Louis’ first punches, a pair of powerful left hooks, began his opponent’s eventual demise. Schmeling complained bitterly about being hit with foul kidney punches, but every punch was a fair one. The fight was nothing short of ridiculous, with Schmeling falling to the floor in just two minutes and four seconds.
It was this time period that bore witness to Louis’ reign of terror in the heavyweight boxing world. Beginning in 1937, he began a 12-year reign as boxing’s heavyweight champion of the world. During this stretch, Louis had victories over Lou Nova, Tony Galento, Gus Dorazio, Buddy Baer, and Johnny Paycheck. Louis’ epic battle with Billy Conn at the Polo Grounds also occurred during this time. In 1942, Joe Louis began a period of service in the Army and worked as a physical education teacher. It would be four years before Louis again returned to the ring. Between 1946 and 1949, Louis flawlessly defended his title four times, including two victorious fights against ‘Jersey’ Joe Walcott.
Louis retired in 1949, still the undefeated heavyweight champ. Succumbing to financial pressures and government debts, Louis was forced back into the ring. In 1950, he attempted to recapture his title in a bout against Ezzard Charles. However, in a points decision, Louis was handed a loss. Not ready to accept defeat, he again tried his hand in 1951 against Rocky Marciano. During this unsuccessful return to the ring, Marciano knocked Louis through the ropes in the 8th round. This was Joe Louis’ final time in the ring. He had earned $5 million in his illustrious boxing career. But at 37, Joe Louis had not a single cent to show for it. To support himself, Louis decided to make a living as a Las Vegas casino host.

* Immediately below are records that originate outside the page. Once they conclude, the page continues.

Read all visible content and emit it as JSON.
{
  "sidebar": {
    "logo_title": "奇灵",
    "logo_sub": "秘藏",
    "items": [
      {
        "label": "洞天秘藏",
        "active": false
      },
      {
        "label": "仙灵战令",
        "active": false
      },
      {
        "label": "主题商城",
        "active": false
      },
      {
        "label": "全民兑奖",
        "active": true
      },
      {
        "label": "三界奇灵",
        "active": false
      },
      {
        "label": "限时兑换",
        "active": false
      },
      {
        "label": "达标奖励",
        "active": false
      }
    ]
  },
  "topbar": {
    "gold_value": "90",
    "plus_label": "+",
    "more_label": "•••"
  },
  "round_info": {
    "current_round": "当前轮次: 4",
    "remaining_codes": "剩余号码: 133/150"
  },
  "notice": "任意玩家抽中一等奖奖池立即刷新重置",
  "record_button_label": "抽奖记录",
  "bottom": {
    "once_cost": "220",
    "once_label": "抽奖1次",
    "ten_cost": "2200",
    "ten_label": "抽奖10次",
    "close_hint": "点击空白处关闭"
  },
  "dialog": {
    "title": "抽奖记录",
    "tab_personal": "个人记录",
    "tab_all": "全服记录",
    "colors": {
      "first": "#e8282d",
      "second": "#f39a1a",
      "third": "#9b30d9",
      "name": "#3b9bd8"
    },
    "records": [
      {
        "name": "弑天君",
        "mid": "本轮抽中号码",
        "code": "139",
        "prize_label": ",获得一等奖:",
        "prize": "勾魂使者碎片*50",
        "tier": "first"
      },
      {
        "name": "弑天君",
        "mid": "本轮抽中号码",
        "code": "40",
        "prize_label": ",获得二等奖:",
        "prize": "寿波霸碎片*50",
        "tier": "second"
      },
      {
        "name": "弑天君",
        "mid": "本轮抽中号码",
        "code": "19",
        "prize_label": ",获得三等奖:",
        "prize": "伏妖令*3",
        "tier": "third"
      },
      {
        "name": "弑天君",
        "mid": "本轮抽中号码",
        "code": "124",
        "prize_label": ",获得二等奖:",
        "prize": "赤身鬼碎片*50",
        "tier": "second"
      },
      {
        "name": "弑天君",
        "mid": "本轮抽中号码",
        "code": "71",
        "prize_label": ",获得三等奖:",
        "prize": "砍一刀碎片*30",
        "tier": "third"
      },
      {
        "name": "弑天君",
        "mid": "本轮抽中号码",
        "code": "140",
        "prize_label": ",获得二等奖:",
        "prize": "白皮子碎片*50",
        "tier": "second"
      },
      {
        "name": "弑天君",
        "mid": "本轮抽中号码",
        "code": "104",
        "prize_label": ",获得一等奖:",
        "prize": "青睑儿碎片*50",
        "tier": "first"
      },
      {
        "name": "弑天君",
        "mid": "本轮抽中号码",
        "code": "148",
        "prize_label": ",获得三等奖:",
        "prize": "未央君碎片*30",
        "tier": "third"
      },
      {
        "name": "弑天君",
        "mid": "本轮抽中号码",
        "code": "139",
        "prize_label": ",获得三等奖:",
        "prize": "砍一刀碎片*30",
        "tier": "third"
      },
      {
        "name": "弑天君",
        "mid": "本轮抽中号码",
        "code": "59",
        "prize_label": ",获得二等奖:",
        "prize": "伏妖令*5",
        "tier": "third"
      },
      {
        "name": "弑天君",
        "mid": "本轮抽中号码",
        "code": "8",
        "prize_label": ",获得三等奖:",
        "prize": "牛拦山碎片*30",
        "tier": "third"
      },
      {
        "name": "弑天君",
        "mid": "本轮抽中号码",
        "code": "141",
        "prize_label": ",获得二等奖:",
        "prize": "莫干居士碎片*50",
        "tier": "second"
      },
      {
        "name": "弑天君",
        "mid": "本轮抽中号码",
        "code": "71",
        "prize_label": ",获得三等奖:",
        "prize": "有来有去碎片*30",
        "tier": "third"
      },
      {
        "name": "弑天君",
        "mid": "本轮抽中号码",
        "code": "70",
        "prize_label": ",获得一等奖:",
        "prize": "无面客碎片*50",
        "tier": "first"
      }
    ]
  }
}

Joe Louis still holds the distinction of having successfully defended his title more times than any other heavyweight in history. He knocked out five world champions and will remain a powerful part of boxing history for many decades to come. His life and success story serve as proof that black and white Americans can coexist. Joe Louis is a role model for all of us and proved that good sportsmanship can exist even in a sport as violent as boxing. When he died in 1981, Joe Louis was eulogized – and continues to be known – as one of the greatest prizefighters of all time.